Akın ÖZÇER

Akın ÖZÇER
Akın ÖZÇER
Tüm Yazıları
Referandum tartışması
2.10.2012
2236

 Generalitat (özerk hükümet) Başkanı Artur Mas’ın 11 eylüldeki Barselona yürüyüşünün ardındanCİU’nun (Convergència i Unió) direksiyonunu bağımsızlığa doğru kırmasıyla tırmanmaya başlayan Katalan sorunu üzerine üçüncü kez yazıyorum. İlkinde CİU’nun beş dönem Generalitat başkanlığını üstlenmiş olan tarihî lideri Jordi Pujol’un 78 Anayasası ve Anayasa Mahkemesi içtihadının bağımsızlığı neredeyse imkânsız kıldığına ilişkin görüşünü aktarmıştım. Sosyalistlerin bağımsızlığa karşı federal çözüm önerisini değerlendirdiğim bir önceki yazımda BM uygulamasının da Katalunya’nın (Euskadi’nin de) bağımsızlık yolunu tıkadığına işaret etmiştim.
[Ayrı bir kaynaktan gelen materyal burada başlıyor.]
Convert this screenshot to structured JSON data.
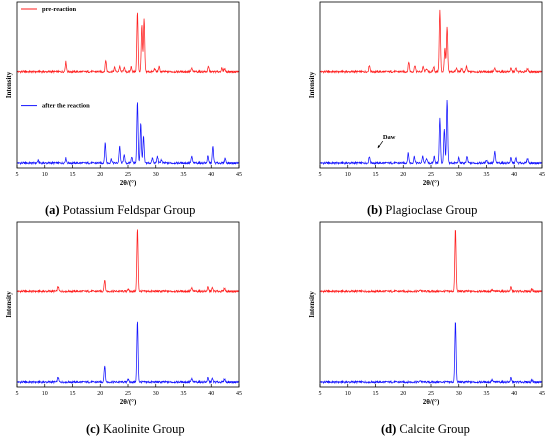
{
  "colors": {
    "pre": "#ff1f1f",
    "after": "#1414ff",
    "axis": "#000000"
  },
  "chart_data": [
    {
      "type": "line",
      "panel_letter": "(a)",
      "caption": "Potassium Feldspar Group",
      "xlabel": "2θ/(°)",
      "ylabel": "Intensity",
      "xlim": [
        5,
        45
      ],
      "xticks": [
        5,
        10,
        15,
        20,
        25,
        30,
        35,
        40,
        45
      ],
      "legend_position": "top-left",
      "series": [
        {
          "name": "pre-reaction",
          "color": "#ff1f1f",
          "offset": 0.58,
          "peaks": [
            [
              13.8,
              0.06
            ],
            [
              21.0,
              0.07
            ],
            [
              22.6,
              0.025
            ],
            [
              23.5,
              0.03
            ],
            [
              24.3,
              0.025
            ],
            [
              25.6,
              0.03
            ],
            [
              26.7,
              0.36
            ],
            [
              27.5,
              0.28
            ],
            [
              27.9,
              0.32
            ],
            [
              29.8,
              0.02
            ],
            [
              30.6,
              0.03
            ],
            [
              36.5,
              0.02
            ],
            [
              39.5,
              0.03
            ],
            [
              41.9,
              0.02
            ],
            [
              42.4,
              0.02
            ]
          ]
        },
        {
          "name": "after the reaction",
          "color": "#1414ff",
          "offset": 0.03,
          "peaks": [
            [
              8.8,
              0.015
            ],
            [
              13.8,
              0.03
            ],
            [
              20.9,
              0.12
            ],
            [
              22.0,
              0.025
            ],
            [
              23.5,
              0.1
            ],
            [
              24.3,
              0.05
            ],
            [
              25.7,
              0.04
            ],
            [
              26.7,
              0.37
            ],
            [
              27.3,
              0.24
            ],
            [
              27.8,
              0.16
            ],
            [
              29.4,
              0.03
            ],
            [
              30.3,
              0.04
            ],
            [
              31.0,
              0.02
            ],
            [
              36.5,
              0.04
            ],
            [
              39.4,
              0.04
            ],
            [
              40.3,
              0.1
            ],
            [
              42.5,
              0.03
            ]
          ]
        }
      ],
      "annotations": []
    },
    {
      "type": "line",
      "panel_letter": "(b)",
      "caption": "Plagioclase Group",
      "xlabel": "2θ/(°)",
      "ylabel": "Intensity",
      "xlim": [
        5,
        45
      ],
      "xticks": [
        5,
        10,
        15,
        20,
        25,
        30,
        35,
        40,
        45
      ],
      "series": [
        {
          "name": "",
          "color": "#ff1f1f",
          "offset": 0.58,
          "peaks": [
            [
              13.9,
              0.04
            ],
            [
              21.0,
              0.06
            ],
            [
              22.1,
              0.04
            ],
            [
              23.6,
              0.03
            ],
            [
              24.2,
              0.02
            ],
            [
              25.5,
              0.03
            ],
            [
              26.6,
              0.37
            ],
            [
              27.5,
              0.14
            ],
            [
              27.9,
              0.27
            ],
            [
              29.6,
              0.02
            ],
            [
              30.5,
              0.02
            ],
            [
              31.4,
              0.03
            ],
            [
              36.5,
              0.02
            ],
            [
              39.4,
              0.02
            ],
            [
              40.3,
              0.02
            ],
            [
              42.4,
              0.02
            ]
          ]
        },
        {
          "name": "",
          "color": "#1414ff",
          "offset": 0.03,
          "peaks": [
            [
              13.9,
              0.04
            ],
            [
              20.9,
              0.06
            ],
            [
              22.0,
              0.04
            ],
            [
              23.5,
              0.04
            ],
            [
              24.2,
              0.03
            ],
            [
              25.6,
              0.04
            ],
            [
              26.6,
              0.27
            ],
            [
              27.4,
              0.21
            ],
            [
              27.9,
              0.38
            ],
            [
              30.0,
              0.03
            ],
            [
              31.5,
              0.04
            ],
            [
              35.0,
              0.02
            ],
            [
              36.5,
              0.07
            ],
            [
              39.4,
              0.03
            ],
            [
              40.3,
              0.03
            ],
            [
              42.4,
              0.03
            ]
          ]
        }
      ],
      "annotations": [
        {
          "text": "Daw",
          "x": 15.6,
          "y": 0.12
        }
      ]
    },
    {
      "type": "line",
      "panel_letter": "(c)",
      "caption": "Kaolinite Group",
      "xlabel": "2θ/(°)",
      "ylabel": "Intensity",
      "xlim": [
        5,
        45
      ],
      "xticks": [
        5,
        10,
        15,
        20,
        25,
        30,
        35,
        40,
        45
      ],
      "series": [
        {
          "name": "",
          "color": "#ff1f1f",
          "offset": 0.58,
          "peaks": [
            [
              12.4,
              0.03
            ],
            [
              20.8,
              0.07
            ],
            [
              25.0,
              0.015
            ],
            [
              26.7,
              0.38
            ],
            [
              36.5,
              0.02
            ],
            [
              39.4,
              0.025
            ],
            [
              40.2,
              0.02
            ],
            [
              42.4,
              0.02
            ]
          ]
        },
        {
          "name": "",
          "color": "#1414ff",
          "offset": 0.03,
          "peaks": [
            [
              12.4,
              0.03
            ],
            [
              20.8,
              0.1
            ],
            [
              25.0,
              0.02
            ],
            [
              26.7,
              0.37
            ],
            [
              36.5,
              0.02
            ],
            [
              39.4,
              0.025
            ],
            [
              40.2,
              0.02
            ],
            [
              42.4,
              0.02
            ]
          ]
        }
      ],
      "annotations": []
    },
    {
      "type": "line",
      "panel_letter": "(d)",
      "caption": "Calcite Group",
      "xlabel": "2θ/(°)",
      "ylabel": "Intensity",
      "xlim": [
        5,
        45
      ],
      "xticks": [
        5,
        10,
        15,
        20,
        25,
        30,
        35,
        40,
        45
      ],
      "series": [
        {
          "name": "",
          "color": "#ff1f1f",
          "offset": 0.58,
          "peaks": [
            [
              23.1,
              0.01
            ],
            [
              29.4,
              0.38
            ],
            [
              36.0,
              0.01
            ],
            [
              39.4,
              0.025
            ],
            [
              43.2,
              0.015
            ]
          ]
        },
        {
          "name": "",
          "color": "#1414ff",
          "offset": 0.03,
          "peaks": [
            [
              23.1,
              0.01
            ],
            [
              29.4,
              0.37
            ],
            [
              36.0,
              0.015
            ],
            [
              39.4,
              0.025
            ],
            [
              43.2,
              0.015
            ]
          ]
        }
      ],
      "annotations": []
    }
  ]
}
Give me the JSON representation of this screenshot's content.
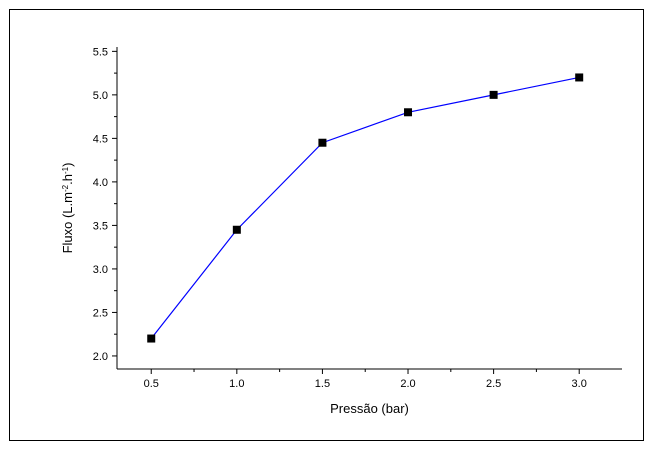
{
  "chart_data": {
    "type": "line",
    "title": "",
    "xlabel": "Pressão (bar)",
    "ylabel": {
      "base": "Fluxo (L.m",
      "exp1": "-2",
      "mid": ".h",
      "exp2": "-1",
      "end": ")"
    },
    "xlim": [
      0.3,
      3.25
    ],
    "ylim": [
      1.85,
      5.55
    ],
    "x_ticks": [
      "0.5",
      "1.0",
      "1.5",
      "2.0",
      "2.5",
      "3.0"
    ],
    "y_ticks": [
      "2.0",
      "2.5",
      "3.0",
      "3.5",
      "4.0",
      "4.5",
      "5.0",
      "5.5"
    ],
    "x_tick_values": [
      0.5,
      1.0,
      1.5,
      2.0,
      2.5,
      3.0
    ],
    "y_tick_values": [
      2.0,
      2.5,
      3.0,
      3.5,
      4.0,
      4.5,
      5.0,
      5.5
    ],
    "grid": false,
    "legend": "none",
    "series": [
      {
        "x": [
          0.5,
          1.0,
          1.5,
          2.0,
          2.5,
          3.0
        ],
        "y": [
          2.2,
          3.45,
          4.45,
          4.8,
          5.0,
          5.2
        ],
        "line_color": "#0000ff",
        "marker": "square",
        "marker_color": "#000000"
      }
    ]
  }
}
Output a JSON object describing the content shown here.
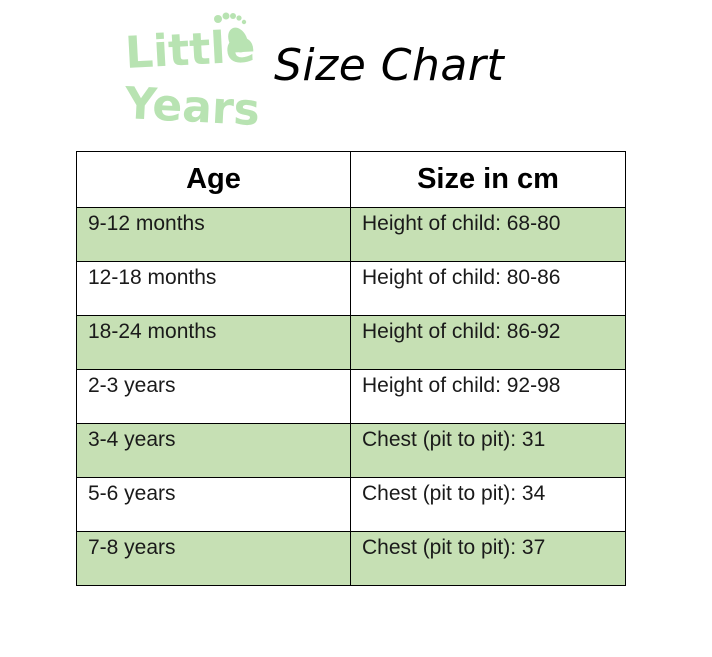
{
  "logo": {
    "line1": "Little",
    "line2": "Years",
    "color": "#b8e3b2",
    "icon": "baby-footprint-icon"
  },
  "title": "Size Chart",
  "table": {
    "headers": [
      "Age",
      "Size in cm"
    ],
    "shade_color": "#c6e0b4",
    "rows": [
      {
        "age": "9-12 months",
        "size": "Height of child: 68-80",
        "shaded": true
      },
      {
        "age": "12-18 months",
        "size": "Height of child: 80-86",
        "shaded": false
      },
      {
        "age": "18-24 months",
        "size": "Height of child: 86-92",
        "shaded": true
      },
      {
        "age": "2-3 years",
        "size": "Height of child: 92-98",
        "shaded": false
      },
      {
        "age": "3-4 years",
        "size": "Chest (pit to pit): 31",
        "shaded": true
      },
      {
        "age": "5-6 years",
        "size": "Chest (pit to pit): 34",
        "shaded": false
      },
      {
        "age": "7-8 years",
        "size": "Chest (pit to pit): 37",
        "shaded": true
      }
    ]
  }
}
Bu bağlamda Genel Kurul’un kendi kaderini belirleme hakkını bölge değil sömürge halklarına tanıdığını, nitekim “sömürge altındaki halklara ve ülkelere bağımsızlık verilmesine ilişkin” bildirgesinin ülkelerin bağımsızlığı ve toprak bütünlüğünü kısmen bile hedef alan girişimleri BM Yasası’na aykırı bulduğunu vurgulamıştım.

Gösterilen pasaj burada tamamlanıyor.